Debugging? Don't ask me, I just work here!

14/08/2015

cc-mode is about 20k SLOC of Emacs Lisp responsible for setting up major modes for C, C++ and other sufficiently C-like languages. To put this into perspective, ruby-mode is 2k SLOC and text-mode about 200 SLOC. Surely there must be clever and not so clever things included into it!

And indeed, while attempting to figure out why indentation went wrong for csharp-mode by squinting hard at c-get-syntactic-indentation, I’ve stumbled upon a most curious variable, c-syntactic-element:

(defun c-get-syntactic-indentation (langelems)
  ;; ...
  (let ((indent 0) anchor)

    (while langelems
      (let* ((c-syntactic-element (car langelems))
             (res (c-calc-offset c-syntactic-element)))
        ...))))

Naturally I tried inspecting its value with good ol’ F1 v:

c-syntactic-element is void as a variable.

...

This is always bound dynamically.  It should never be set
statically (e.g. with `setq').

Well, would you look at that. This variable was defined, but never initialized. In fact, its value is only non-void when dynamic binding is used to bind it throughout the invocation of whatever ends up calling c-get-syntactic-indentation. Usually you’d only have a docstring if you were to use defvar which requires an initial value, but this requirement was cleverly circumvented by directly adding a docstring property to the symbol of the variable after its definition.

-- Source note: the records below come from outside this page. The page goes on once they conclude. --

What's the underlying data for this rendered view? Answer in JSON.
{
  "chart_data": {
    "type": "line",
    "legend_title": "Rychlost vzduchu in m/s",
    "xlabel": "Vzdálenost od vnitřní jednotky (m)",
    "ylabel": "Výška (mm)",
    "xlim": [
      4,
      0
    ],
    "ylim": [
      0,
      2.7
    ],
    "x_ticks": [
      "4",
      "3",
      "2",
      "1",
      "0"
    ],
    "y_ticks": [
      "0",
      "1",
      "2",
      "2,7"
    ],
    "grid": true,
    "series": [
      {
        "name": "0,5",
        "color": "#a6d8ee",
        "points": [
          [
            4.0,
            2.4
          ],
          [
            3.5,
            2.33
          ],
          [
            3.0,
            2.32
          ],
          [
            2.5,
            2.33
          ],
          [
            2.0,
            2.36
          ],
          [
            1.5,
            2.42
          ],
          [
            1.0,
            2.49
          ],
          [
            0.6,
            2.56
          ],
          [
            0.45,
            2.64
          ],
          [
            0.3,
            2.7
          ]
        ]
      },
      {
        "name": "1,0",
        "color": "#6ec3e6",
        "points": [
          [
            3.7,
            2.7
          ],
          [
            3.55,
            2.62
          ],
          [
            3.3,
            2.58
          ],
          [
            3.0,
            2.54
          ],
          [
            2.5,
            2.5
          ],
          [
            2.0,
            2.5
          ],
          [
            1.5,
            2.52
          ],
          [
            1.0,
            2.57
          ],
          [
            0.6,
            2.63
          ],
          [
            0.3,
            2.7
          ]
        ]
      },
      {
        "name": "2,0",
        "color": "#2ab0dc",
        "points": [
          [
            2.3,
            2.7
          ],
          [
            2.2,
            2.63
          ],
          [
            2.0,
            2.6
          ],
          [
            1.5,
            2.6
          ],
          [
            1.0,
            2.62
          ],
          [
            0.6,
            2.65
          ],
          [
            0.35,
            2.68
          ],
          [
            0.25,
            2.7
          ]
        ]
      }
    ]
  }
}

I guess this is done to avoid passing the value explicitly, but it still annoys me that I need to instrument a function to figure out the value of a variable it relies on. Worse, this hack would most likely break if lexical binding were to be enabled for cc-mode and turns any meaningful (read: not involving subtle and less subtle breakage) refactoring of the code into a surprisingly difficult task. The only place I can spot where c-syntactic-element is dynamically bound is said function, but it is not clear how calling it affects the number of other functions using that variable.

I’m sure a set of specific helpers is included to simplify debugging, but it still annoys me when something from the official toolbox is rendered unusable.